I had to be at the hospital today at 5:30 a.m. Laugh uproariously, all ye who know how much of a morning person I am not.

They did add the other MRI, but it totally ruined my whole shtick about pretending to be a photon torpedo. They put stabilizer pads by my head and then affixed a thing that was more like The Man in the Iron Mask than Star Trek. It ruined my concentration and made me all tense. Then just as the test was beginning I suddenly realized I had totally forgotten to take my wedding band off. Was I wearing any metal? Duh....I thought for sure I had remembered everything.
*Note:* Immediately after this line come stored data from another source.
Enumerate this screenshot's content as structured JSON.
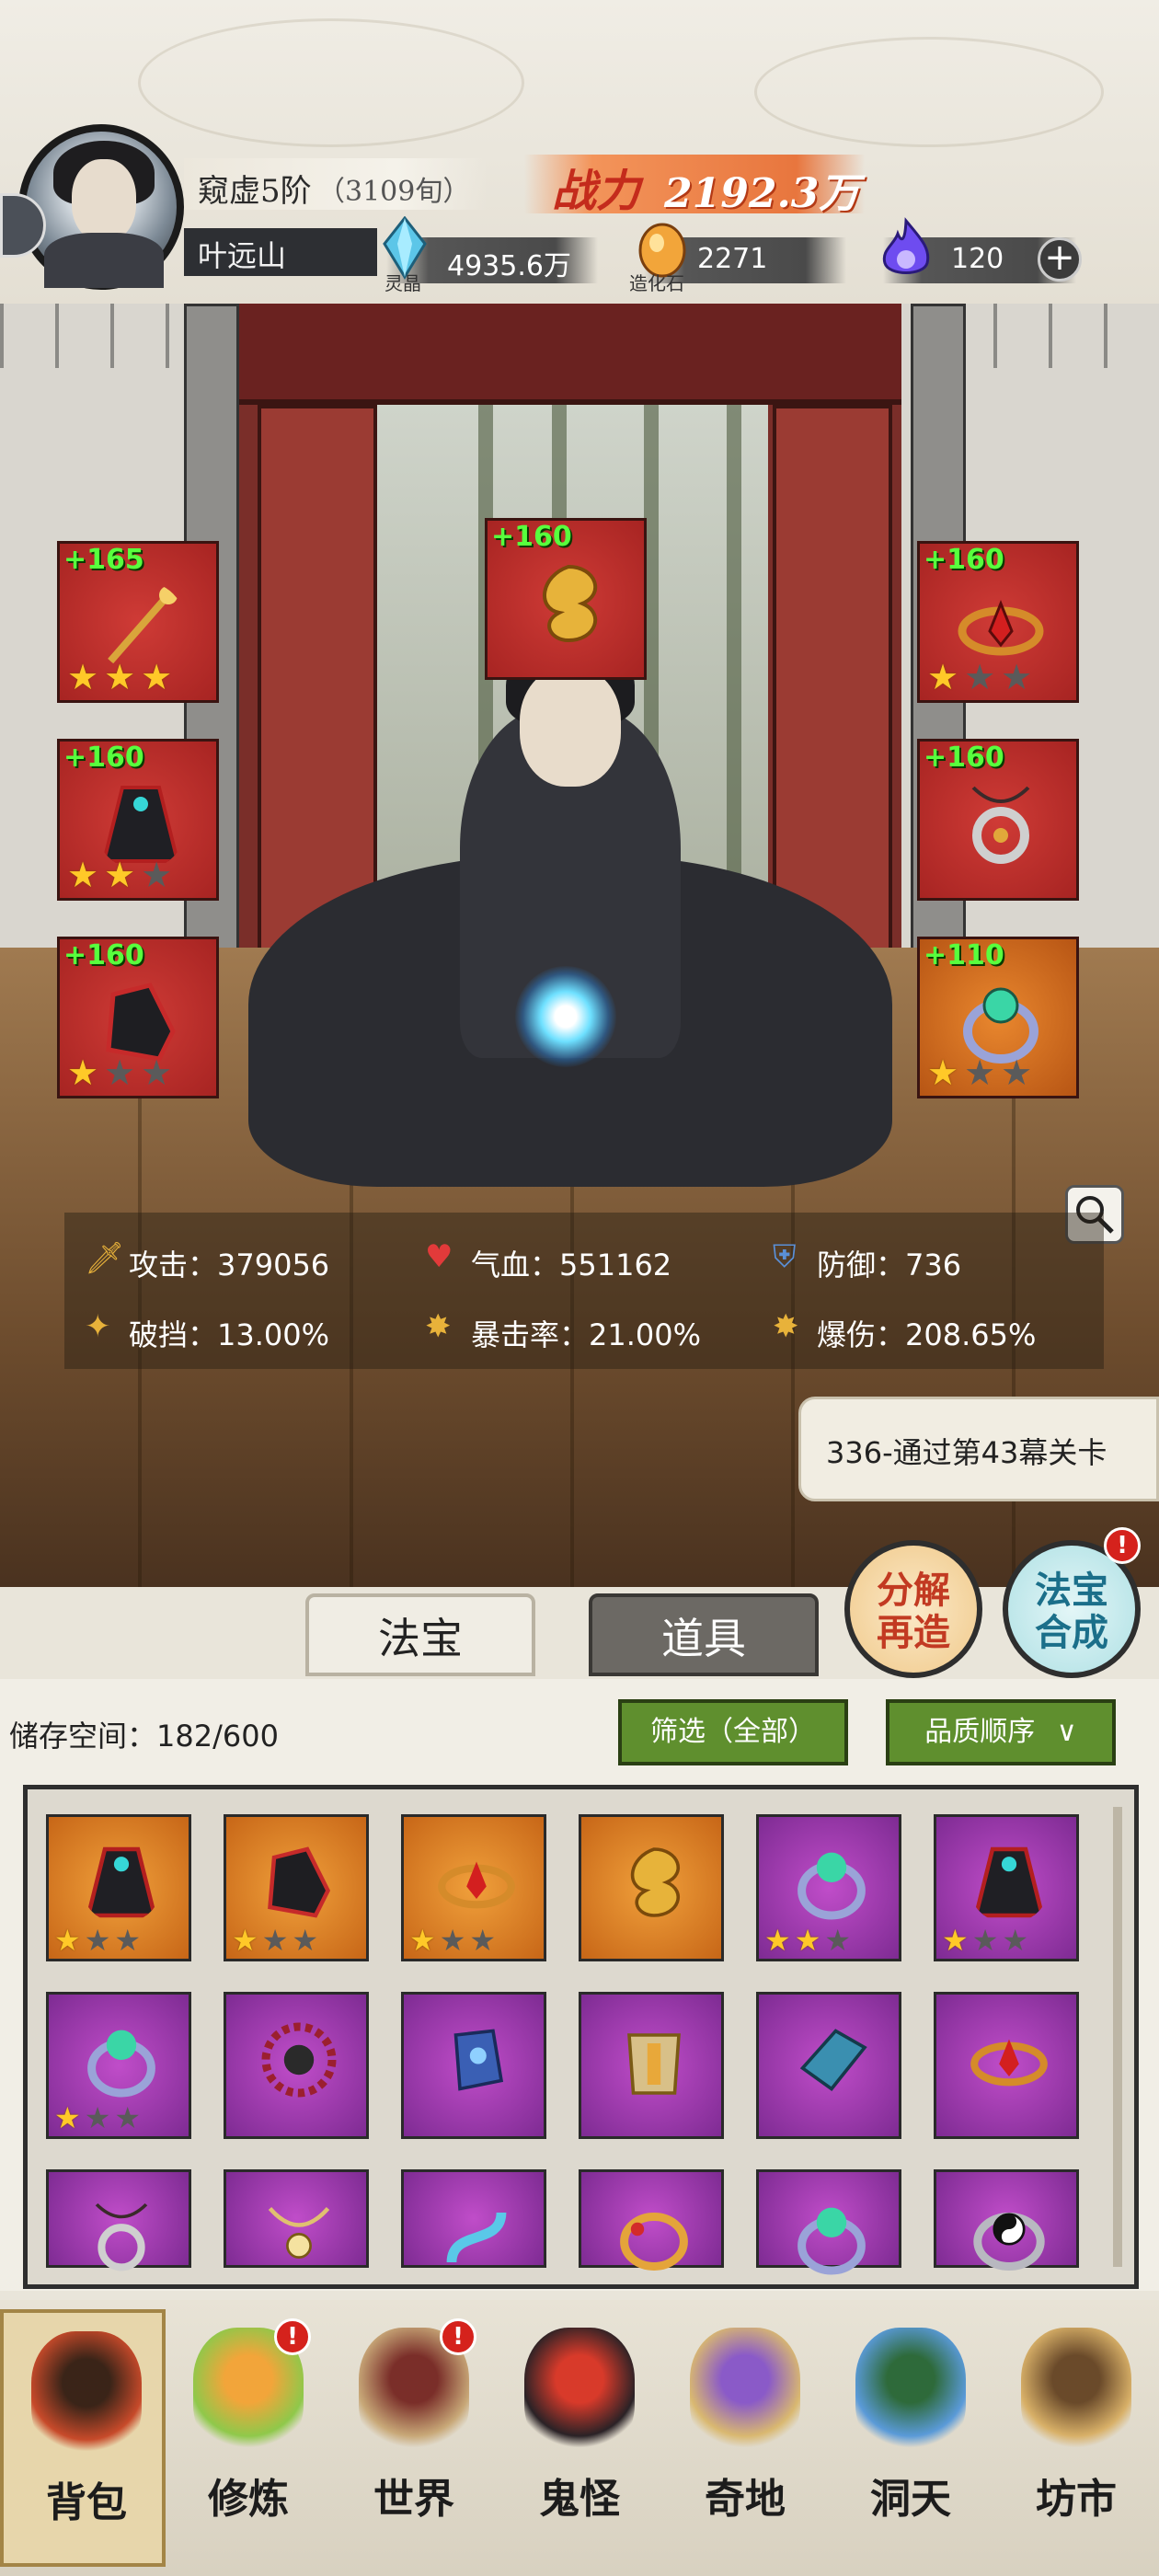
{
  "player": {
    "realm": "窥虚5阶",
    "realm_sub": "（3109旬）",
    "name": "叶远山",
    "power_label": "战力",
    "power_value": "2192.3万"
  },
  "resources": [
    {
      "icon": "spirit-crystal-icon",
      "value": "4935.6万",
      "caption": "灵晶"
    },
    {
      "icon": "creation-stone-icon",
      "value": "2271",
      "caption": "造化石"
    },
    {
      "icon": "soul-fire-icon",
      "value": "120",
      "caption": ""
    }
  ],
  "equipment": {
    "left": [
      {
        "level": "+165",
        "stars": 3,
        "icon": "staff-icon"
      },
      {
        "level": "+160",
        "stars": 2,
        "icon": "robe-icon"
      },
      {
        "level": "+160",
        "stars": 1,
        "icon": "boots-icon"
      }
    ],
    "top": {
      "level": "+160",
      "stars": 0,
      "icon": "golden-cloud-icon"
    },
    "right": [
      {
        "level": "+160",
        "stars": 1,
        "icon": "crown-icon"
      },
      {
        "level": "+160",
        "stars": 0,
        "icon": "pendant-icon"
      },
      {
        "level": "+110",
        "stars": 1,
        "icon": "ring-icon"
      }
    ]
  },
  "stats": {
    "attack": "攻击：379056",
    "hp": "气血：551162",
    "defense": "防御：736",
    "break": "破挡：13.00%",
    "crit_rate": "暴击率：21.00%",
    "crit_dmg": "爆伤：208.65%"
  },
  "quest": "336-通过第43幕关卡",
  "actions": {
    "decompose": "分解再造",
    "synthesize": "法宝合成",
    "synthesize_badge": "!"
  },
  "tabs": {
    "treasure": "法宝",
    "items": "道具"
  },
  "inventory": {
    "storage": "储存空间：182/600",
    "filter": "筛选（全部）",
    "sort": "品质顺序",
    "items": [
      {
        "quality": "orange",
        "icon": "robe-icon",
        "stars": 1
      },
      {
        "quality": "orange",
        "icon": "boots-icon",
        "stars": 1
      },
      {
        "quality": "orange",
        "icon": "crown-icon",
        "stars": 1
      },
      {
        "quality": "orange",
        "icon": "golden-cloud-icon",
        "stars": 0
      },
      {
        "quality": "purple",
        "icon": "ring-icon",
        "stars": 2
      },
      {
        "quality": "purple",
        "icon": "robe-icon",
        "stars": 1
      },
      {
        "quality": "purple",
        "icon": "ring-icon",
        "stars": 1
      },
      {
        "quality": "purple",
        "icon": "wheel-icon",
        "stars": 0
      },
      {
        "quality": "purple",
        "icon": "gauntlet-icon",
        "stars": 0
      },
      {
        "quality": "purple",
        "icon": "armor-icon",
        "stars": 0
      },
      {
        "quality": "purple",
        "icon": "sleeve-icon",
        "stars": 0
      },
      {
        "quality": "purple",
        "icon": "crown-icon",
        "stars": 0
      },
      {
        "quality": "purple",
        "icon": "pendant-icon",
        "stars": 0
      },
      {
        "quality": "purple",
        "icon": "necklace-icon",
        "stars": 0
      },
      {
        "quality": "purple",
        "icon": "serpent-icon",
        "stars": 0
      },
      {
        "quality": "purple",
        "icon": "bracelet-icon",
        "stars": 0
      },
      {
        "quality": "purple",
        "icon": "ring-icon",
        "stars": 0
      },
      {
        "quality": "purple",
        "icon": "yin-yang-ring-icon",
        "stars": 0
      }
    ]
  },
  "nav": [
    {
      "label": "背包",
      "icon": "bag-icon",
      "badge": false,
      "active": true
    },
    {
      "label": "修炼",
      "icon": "lotus-icon",
      "badge": true
    },
    {
      "label": "世界",
      "icon": "scroll-icon",
      "badge": true
    },
    {
      "label": "鬼怪",
      "icon": "demon-egg-icon",
      "badge": false
    },
    {
      "label": "奇地",
      "icon": "mountain-icon",
      "badge": false
    },
    {
      "label": "洞天",
      "icon": "portal-icon",
      "badge": false
    },
    {
      "label": "坊市",
      "icon": "market-icon",
      "badge": false
    }
  ],
  "nav_badge": "!",
  "colors": {
    "orange_quality": "#e08a2c",
    "purple_quality": "#a13fb4",
    "red_slot": "#c2302c",
    "level_green": "#58ff3d",
    "accent": "#5f8f2e"
  }
}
I could feel it buzzing to the MRI pulse and hoped that the machine wasn't going to explode or zap my ring finger off or anything like that.

The CT scan was over very quickly; it was just of the neck. The original CT and MRI scans were prescribed by Dr. Rodriguez, who wanted to investigate why I've been getting some numbness in my hands when my head turns a certain way. (I'm guessing "pinched nerve," but I'm not the doctor.) So after this morning, I had to go back to Ann Arbor in the afternoon to see her. She asked how I was, inquired about my movement, measuered my legs when I complained one feels shorter than the other, and wrote out a new prescription for physical therapy, suggested a driving evaluation when I asked about that, and told me that I can have an appointment with orthotist? Orthotician?

I have to get an orthotic wedge in my shoe. Sigh. At least this will help with the limping. I guess a wedge is better than having to get orthopedic shoes. My mom had to wear those when she was younger and the result was a woman with a full-blown shoe fetish that has yet to wane.